Between 11 and 12 o’clock that night, Malcolm Shelton, who lived across the street from the Methodist church, recalled he saw “four or five men in the uniforms of United States soldiers go into the southeast corner” of the church. They “broke open the door” and “entered the building,” emerging several minutes later. When Shelton crossed the street, he “saw smoke rising from the door of the church” and quickly realized “the building had been fired under the stairs leading to the gallery of the church.”

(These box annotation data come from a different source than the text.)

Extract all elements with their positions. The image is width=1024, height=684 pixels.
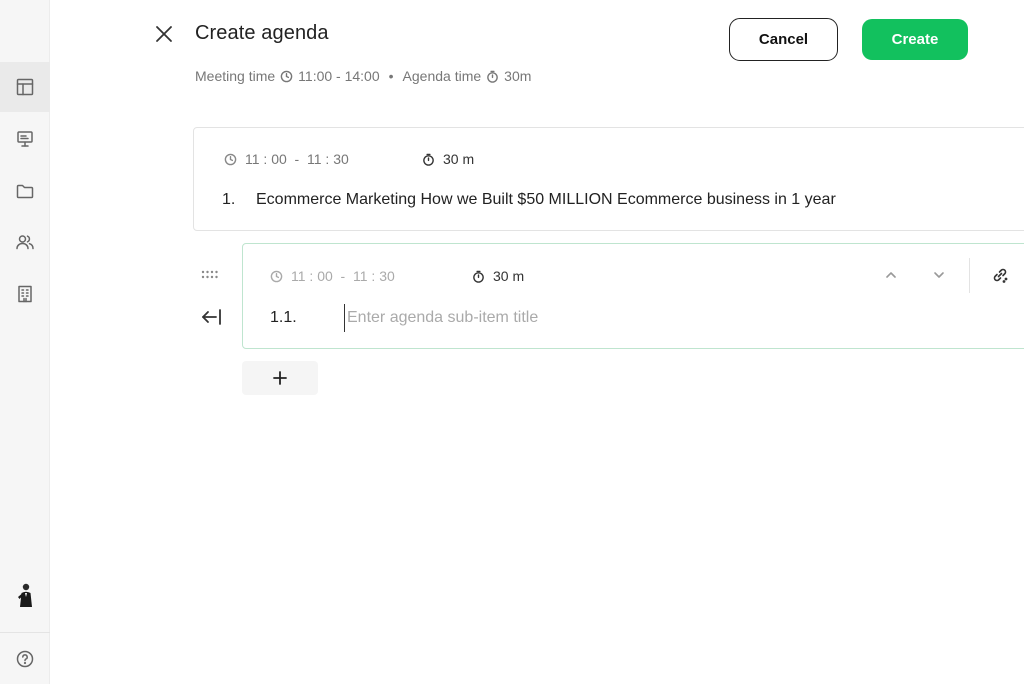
help-icon xyxy=(16,650,34,668)
meeting-time-value: 11:00 - 14:00 xyxy=(298,68,380,84)
users-icon xyxy=(16,235,34,250)
outdent-arrow-icon xyxy=(202,309,221,325)
outdent-button[interactable] xyxy=(200,307,224,327)
drag-handle-icon[interactable] xyxy=(201,270,221,280)
meeting-meta: Meeting time 11:00 - 14:00 • Agenda time… xyxy=(195,68,531,84)
sidebar-item-folder[interactable] xyxy=(0,166,50,216)
move-up-button[interactable] xyxy=(880,264,902,286)
agenda-item-title[interactable]: Ecommerce Marketing How we Built $50 MIL… xyxy=(256,191,836,209)
sub-item-time[interactable]: 11 : 00 - 11 : 30 xyxy=(270,268,395,284)
agenda-time-value: 30m xyxy=(504,68,532,84)
meeting-time-label: Meeting time xyxy=(195,68,276,84)
sub-item-duration-value: 30 m xyxy=(493,268,525,284)
sidebar xyxy=(0,0,50,684)
agenda-item-duration-value: 30 m xyxy=(443,151,475,167)
agenda-sub-item-card[interactable]: 11 : 00 - 11 : 30 30 m 1.1. xyxy=(242,243,1024,349)
sub-item-title-input[interactable] xyxy=(344,304,744,332)
agenda-item-time[interactable]: 11 : 00 - 11 : 30 xyxy=(224,151,349,167)
link-icon xyxy=(993,268,1008,283)
sidebar-item-presentation[interactable] xyxy=(0,114,50,164)
clock-icon xyxy=(270,270,283,282)
link-button[interactable] xyxy=(989,264,1011,286)
clock-icon xyxy=(224,153,237,165)
add-sub-item-button[interactable] xyxy=(242,361,318,395)
sidebar-item-layout[interactable] xyxy=(0,62,50,112)
sub-item-duration[interactable]: 30 m xyxy=(472,268,524,284)
layout-icon xyxy=(16,78,34,96)
timer-icon xyxy=(473,270,484,283)
agenda-item-duration[interactable]: 30 m xyxy=(422,151,474,167)
sub-item-number: 1.1. xyxy=(270,309,297,326)
chevron-up-icon xyxy=(886,272,896,278)
agenda-item-number: 1. xyxy=(222,191,236,208)
avatar[interactable] xyxy=(14,582,36,608)
sidebar-item-users[interactable] xyxy=(0,217,50,267)
plus-icon xyxy=(273,371,287,385)
create-button[interactable]: Create xyxy=(862,19,968,60)
presentation-icon xyxy=(17,131,33,147)
folder-icon xyxy=(16,184,34,199)
sub-item-time-range: 11 : 00 - 11 : 30 xyxy=(291,268,395,284)
close-button[interactable] xyxy=(152,22,176,46)
building-icon xyxy=(18,285,32,303)
sidebar-item-building[interactable] xyxy=(0,269,50,319)
cancel-button[interactable]: Cancel xyxy=(729,18,838,61)
help-button[interactable] xyxy=(0,634,50,684)
page-title: Create agenda xyxy=(195,22,329,44)
agenda-item-time-range: 11 : 00 - 11 : 30 xyxy=(245,151,349,167)
sidebar-divider xyxy=(0,632,50,633)
chevron-down-icon xyxy=(934,272,944,278)
controls-divider xyxy=(969,258,970,293)
timer-icon xyxy=(487,70,498,83)
clock-icon xyxy=(280,70,293,82)
timer-icon xyxy=(423,153,434,166)
move-down-button[interactable] xyxy=(928,264,950,286)
agenda-item-card[interactable]: 11 : 00 - 11 : 30 30 m 1. Ecommerce Mark… xyxy=(193,127,1024,231)
meta-separator: • xyxy=(388,68,394,84)
close-icon xyxy=(156,26,172,42)
agenda-time-label: Agenda time xyxy=(402,68,482,84)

Archie V. Huff, Jr., a former Washington Street Methodist associate pastor, and Furman University history professor and academic dean, seemed providentially destined to write on the burning of this church in Columbia – he was born on February 17th. Huff continued in his history of the church he once served, Tried By Fire:
Edwin Scott, a member of the congregation, later wrote that the church “was set on fire three times before its destruction was completed.” Twice William G. Conner, the pastor, extinguished the blaze as soldiers fired the building. Conner reported that they were chanting: “Burn the heathen temple.” The church and the Sunday School building were completely destroyed, the records were burned, and the communion silver lost. When the parsonage was set on fire, Conner “brought out a sick child wrapped in a blanket.” A soldier seized the blanket, and Conner “begged that it might be spared because of the child’s sickness.” The soldier “tore it off and threw it into the flames, saying, ‘D[am]n you, if you say a word I’ll throw the child after it.’”
If such fiendish behavior seems unlikely or exaggerated to some readers, please spend some time in the excellent writings of South Carolina archivist-author Karen Stokes, who has dealt extensively with the burning of Columbia.

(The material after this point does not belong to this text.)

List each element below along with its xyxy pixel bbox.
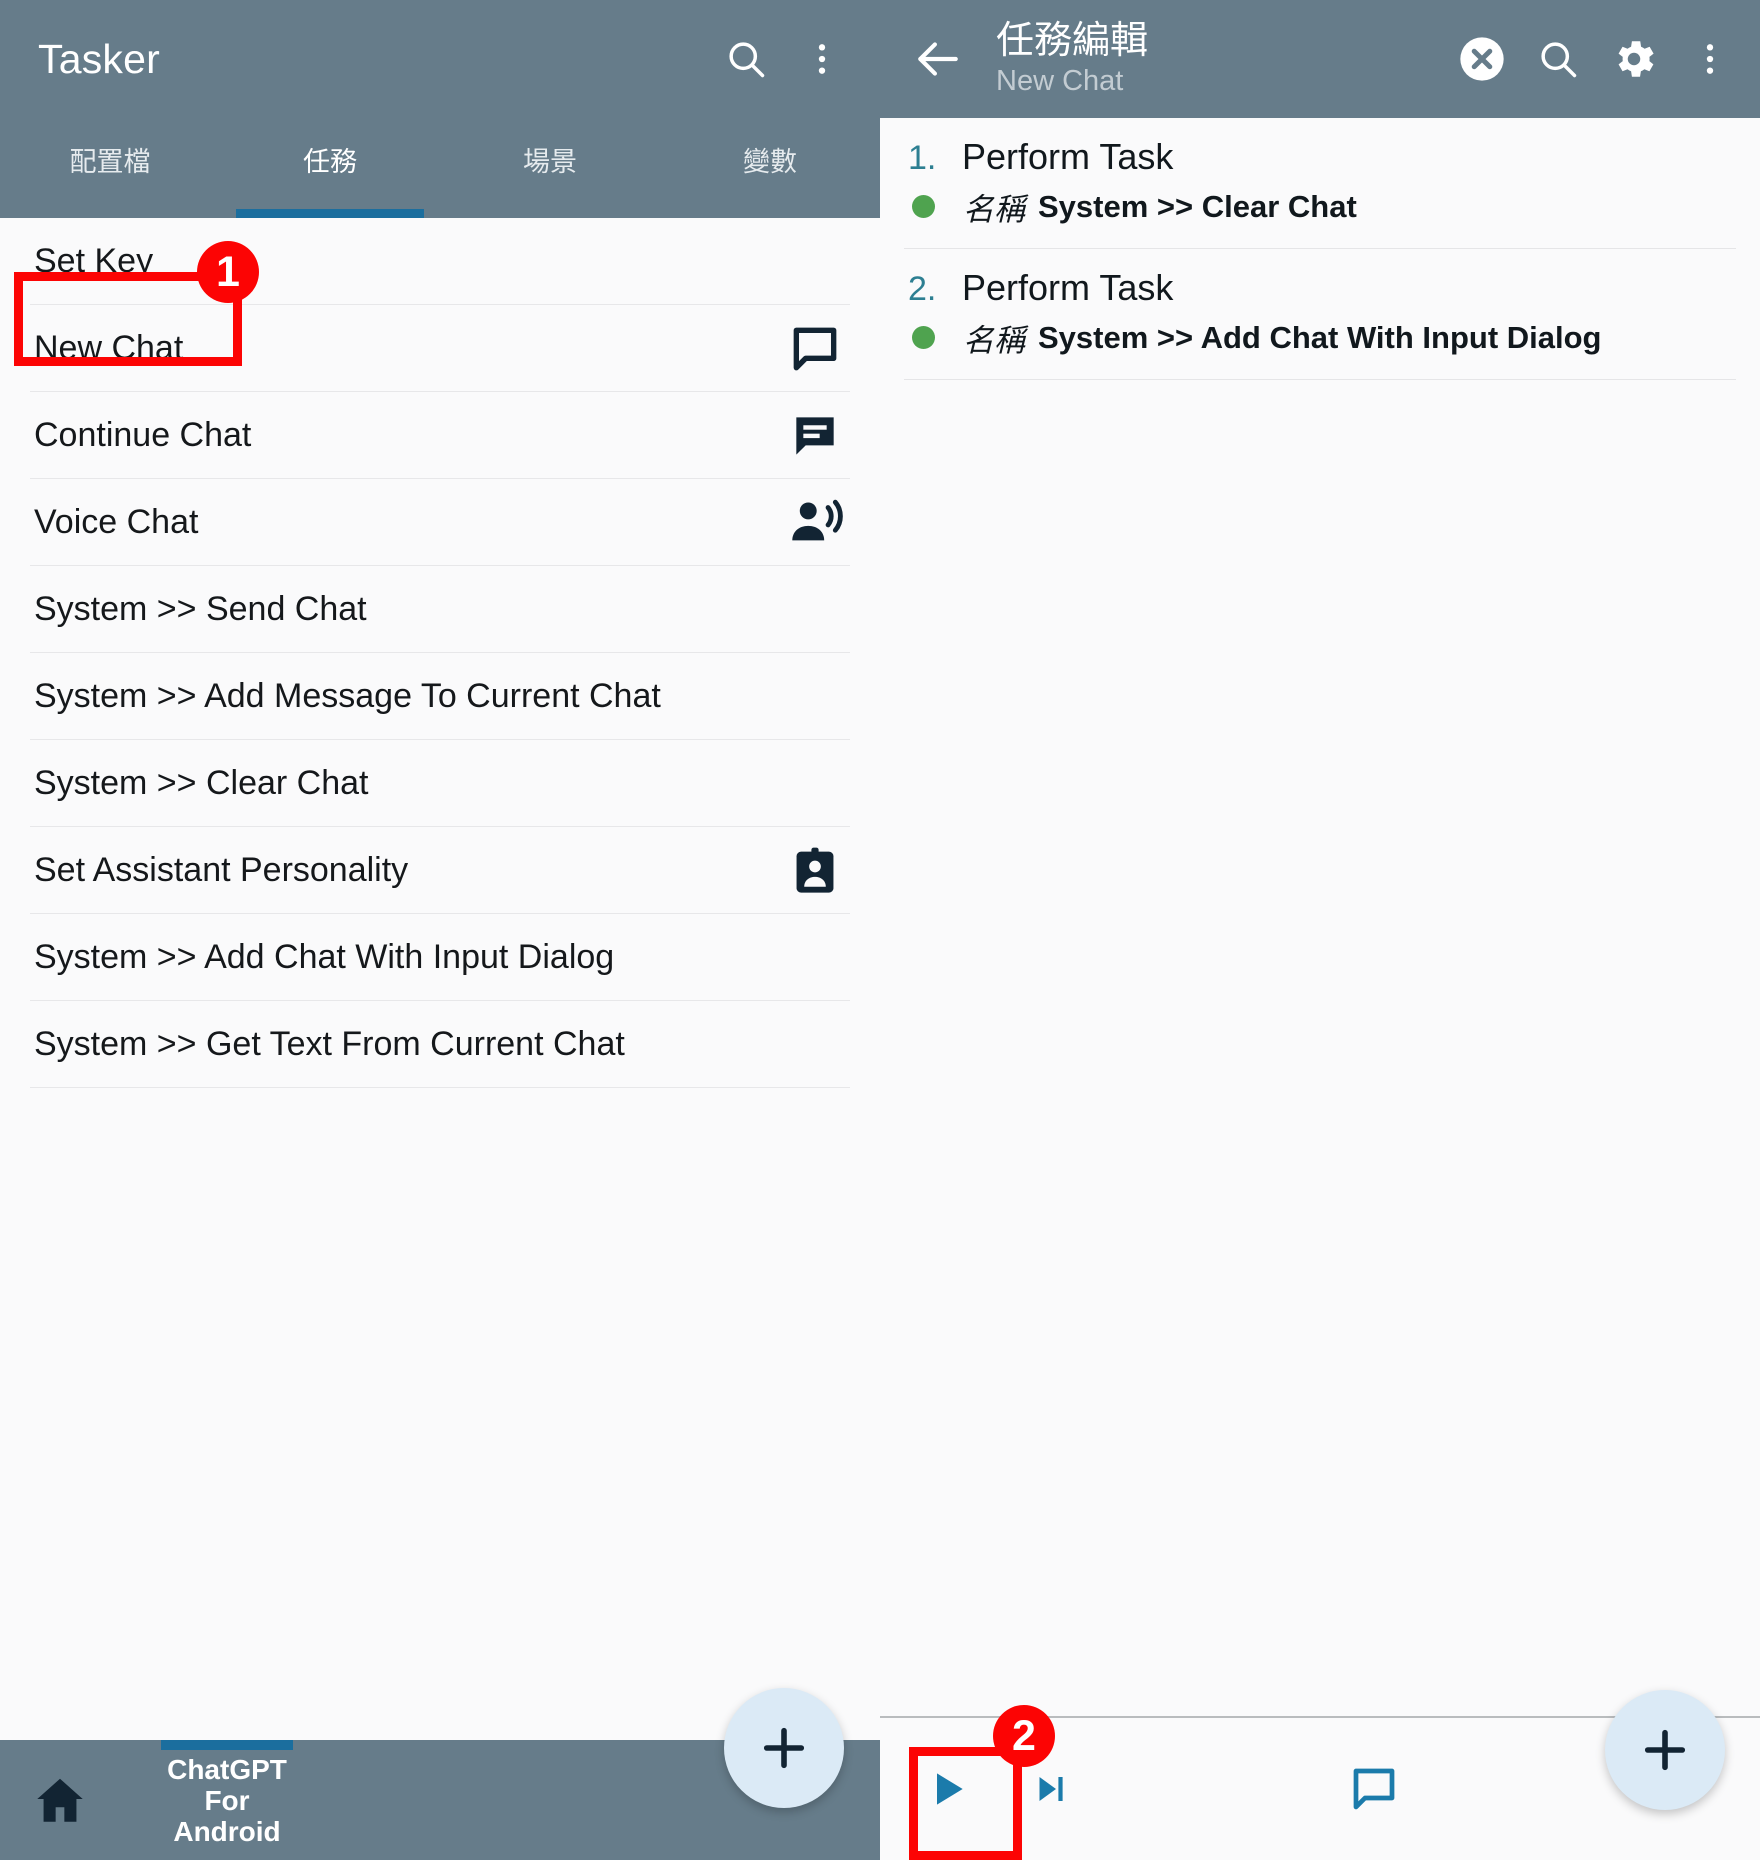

Even if not explicitly ordered, the commanding general’s view of the church burning may be surmised from an exchange on the following Lord’s day morning, February 19, when Edwin Scott led an informal committee including Conner and two other preachers that gained an audience with Sherman:
. . . they called on General Sherman. At first he chided them: “Gentlemen, what can I do for you? You ought to be at church.” But [Nicholas] Talley replied: “Ah, General, our church is burnt.” Sherman admitted that his men “burnt Columbia” and agreed to “leave us 500 head of beef, 100 muskets and ammunition, all the salt at the Charleston Railroad depot, and wire enough to work flat across the river,” as well as “some medicine.”
So what’s the point? Simply this: the burning of Washington Street Methodist is a metaphor in America today for the terrible destruction wrought by those who – regardless of their intent – confidently think themselves pure, righteous above all others. That includes those who rail, write, and rule on Confederate monuments, art, and graves as though all purity and righteousness was to be found in the North, or in Union blue.
We are surrounded by those who never build anything – they only destroy. While the 94th Psalm refers to a throne, a broader aperture is fair for the purpose here: “Can a throne of destruction be allied with Thee, One which devises mischief by decree?” (94:20).
 Archie Vernon Huff, Jr., Tried By Fire: Washington Street United Methodist Church, Columbia, South Carolina (R.L. Bryan Co.: Columbia, S.C., 1975), 39-40. Aside from the catechism and Bible verses quoted herein, all other quotations are from Huff.
 Anne C. Loveland, Southern Evangelicals and the Social Order, 1800-1860 (LSU Press: Baton Rouge, La., 1980).